Os deputados que pediram vista alegaram a necessidade de mais tempo para analisar a medida. Hilton rebateu o argumento e disse que a “ala bolsonarista” atua contra a classe trabalhadora.

“Lamentamos que a ala bolsonarista que ocupa essa comissão tenha pedido vistas dessa matéria com a justificativa de que queria mais tempo para ler, quando na verdade nós sabemos que isso é uma mentira. Fazem isso porque são inimigos do povo, são contra os direitos da classe trabalhadora e estão aqui dentro para atender apenas aos interesses dos empresários e do setor produtivo”, disse a parlamentar.

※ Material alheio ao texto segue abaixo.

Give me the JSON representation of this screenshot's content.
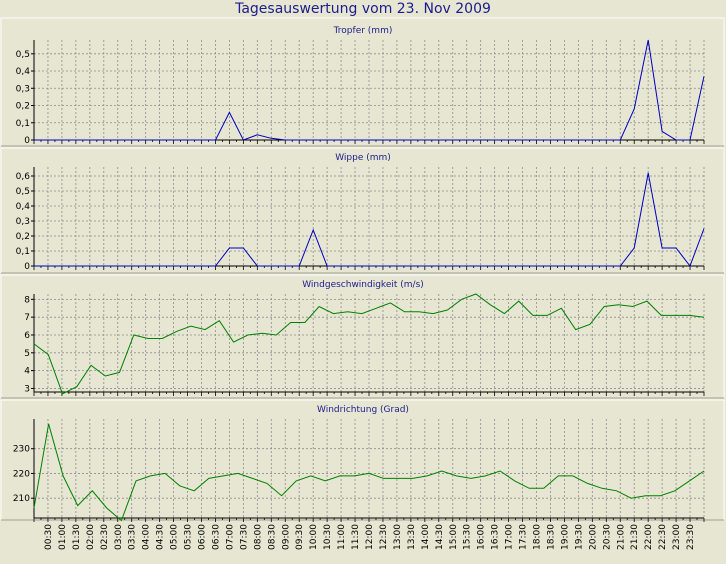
{
  "page_title": "Tagesauswertung vom 23. Nov 2009",
  "colors": {
    "blue": "#0000c0",
    "green": "#008000",
    "panel_bg": "#e6e6d2",
    "plot_bg": "#e6e6d2",
    "grid": "#8c8c8c"
  },
  "time_labels": [
    "00:30",
    "01:00",
    "01:30",
    "02:00",
    "02:30",
    "03:00",
    "03:30",
    "04:00",
    "04:30",
    "05:00",
    "05:30",
    "06:00",
    "06:30",
    "07:00",
    "07:30",
    "08:00",
    "08:30",
    "09:00",
    "09:30",
    "10:00",
    "10:30",
    "11:00",
    "11:30",
    "12:00",
    "12:30",
    "13:00",
    "13:30",
    "14:00",
    "14:30",
    "15:00",
    "15:30",
    "16:00",
    "16:30",
    "17:00",
    "17:30",
    "18:00",
    "18:30",
    "19:00",
    "19:30",
    "20:00",
    "20:30",
    "21:00",
    "21:30",
    "22:00",
    "22:30",
    "23:00",
    "23:30"
  ],
  "chart_data": [
    {
      "type": "line",
      "title": "Tropfer (mm)",
      "color": "blue",
      "ylim": [
        0,
        0.58
      ],
      "yticks": [
        0,
        0.1,
        0.2,
        0.3,
        0.4,
        0.5
      ],
      "ytick_labels": [
        "0",
        "0,1",
        "0,2",
        "0,3",
        "0,4",
        "0,5"
      ],
      "values": [
        0,
        0,
        0,
        0,
        0,
        0,
        0,
        0,
        0,
        0,
        0,
        0,
        0,
        0,
        0.16,
        0,
        0.03,
        0.01,
        0,
        0,
        0,
        0,
        0,
        0,
        0,
        0,
        0,
        0,
        0,
        0,
        0,
        0,
        0,
        0,
        0,
        0,
        0,
        0,
        0,
        0,
        0,
        0,
        0,
        0.18,
        0.58,
        0.05,
        0,
        0,
        0.37
      ]
    },
    {
      "type": "line",
      "title": "Wippe (mm)",
      "color": "blue",
      "ylim": [
        0,
        0.66
      ],
      "yticks": [
        0,
        0.1,
        0.2,
        0.3,
        0.4,
        0.5,
        0.6
      ],
      "ytick_labels": [
        "0",
        "0,1",
        "0,2",
        "0,3",
        "0,4",
        "0,5",
        "0,6"
      ],
      "values": [
        0,
        0,
        0,
        0,
        0,
        0,
        0,
        0,
        0,
        0,
        0,
        0,
        0,
        0,
        0.12,
        0.12,
        0,
        0,
        0,
        0,
        0.24,
        0,
        0,
        0,
        0,
        0,
        0,
        0,
        0,
        0,
        0,
        0,
        0,
        0,
        0,
        0,
        0,
        0,
        0,
        0,
        0,
        0,
        0,
        0.12,
        0.62,
        0.12,
        0.12,
        0,
        0.25
      ]
    },
    {
      "type": "line",
      "title": "Windgeschwindigkeit (m/s)",
      "color": "green",
      "ylim": [
        2.8,
        8.3
      ],
      "yticks": [
        3,
        4,
        5,
        6,
        7,
        8
      ],
      "ytick_labels": [
        "3",
        "4",
        "5",
        "6",
        "7",
        "8"
      ],
      "values": [
        5.5,
        4.9,
        2.7,
        3.1,
        4.3,
        3.7,
        3.9,
        6.0,
        5.8,
        5.8,
        6.2,
        6.5,
        6.3,
        6.8,
        5.6,
        6.0,
        6.1,
        6.0,
        6.7,
        6.7,
        7.6,
        7.2,
        7.3,
        7.2,
        7.5,
        7.8,
        7.3,
        7.3,
        7.2,
        7.4,
        8.0,
        8.3,
        7.7,
        7.2,
        7.9,
        7.1,
        7.1,
        7.5,
        6.3,
        6.6,
        7.6,
        7.7,
        7.6,
        7.9,
        7.1,
        7.1,
        7.1,
        7.0
      ]
    },
    {
      "type": "line",
      "title": "Windrichtung (Grad)",
      "color": "green",
      "ylim": [
        202,
        242
      ],
      "yticks": [
        210,
        220,
        230
      ],
      "ytick_labels": [
        "210",
        "220",
        "230"
      ],
      "values": [
        206,
        240,
        219,
        207,
        213,
        206,
        201,
        217,
        219,
        220,
        215,
        213,
        218,
        219,
        220,
        218,
        216,
        211,
        217,
        219,
        217,
        219,
        219,
        220,
        218,
        218,
        218,
        219,
        221,
        219,
        218,
        219,
        221,
        217,
        214,
        214,
        219,
        219,
        216,
        214,
        213,
        210,
        211,
        211,
        213,
        217,
        221
      ]
    }
  ]
}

Mais cedo, o relator da PEC, o deputado Paulo Azi (União-BA), deu parecer favorável ao texto. Ele não alterou a redação da proposta, mas sugeriu a adição de um período de transição quando o mérito da questão for analisado.

Além da PEC em discussão na CCJ, o governo também enviou um projeto de lei (PL) alternativo ao Congresso pelo fim da escala 6x1. A medida propõe a redução da jornada de 44 horas para 40 horas, uma solução intermediária entre as regras atuais e a proposta dos deputados da base do governo.

O Planalto defende que a alteração se dê via PL, quando há a necessidade de sanção pela Presidência da República. A análise via PEC, defendida pelo presidente da Câmara, Hugo Motta (Republicanos-PB), não vai ao Executivo, mas tem tramitação mais longa.

O tema deve concentrar o debate do Congresso a meses das eleições gerais de outubro. É uma das principais medidas do governo para impulsionar a campanha de reeleição do presidente Luiz Inácio Lula da Silva (PT).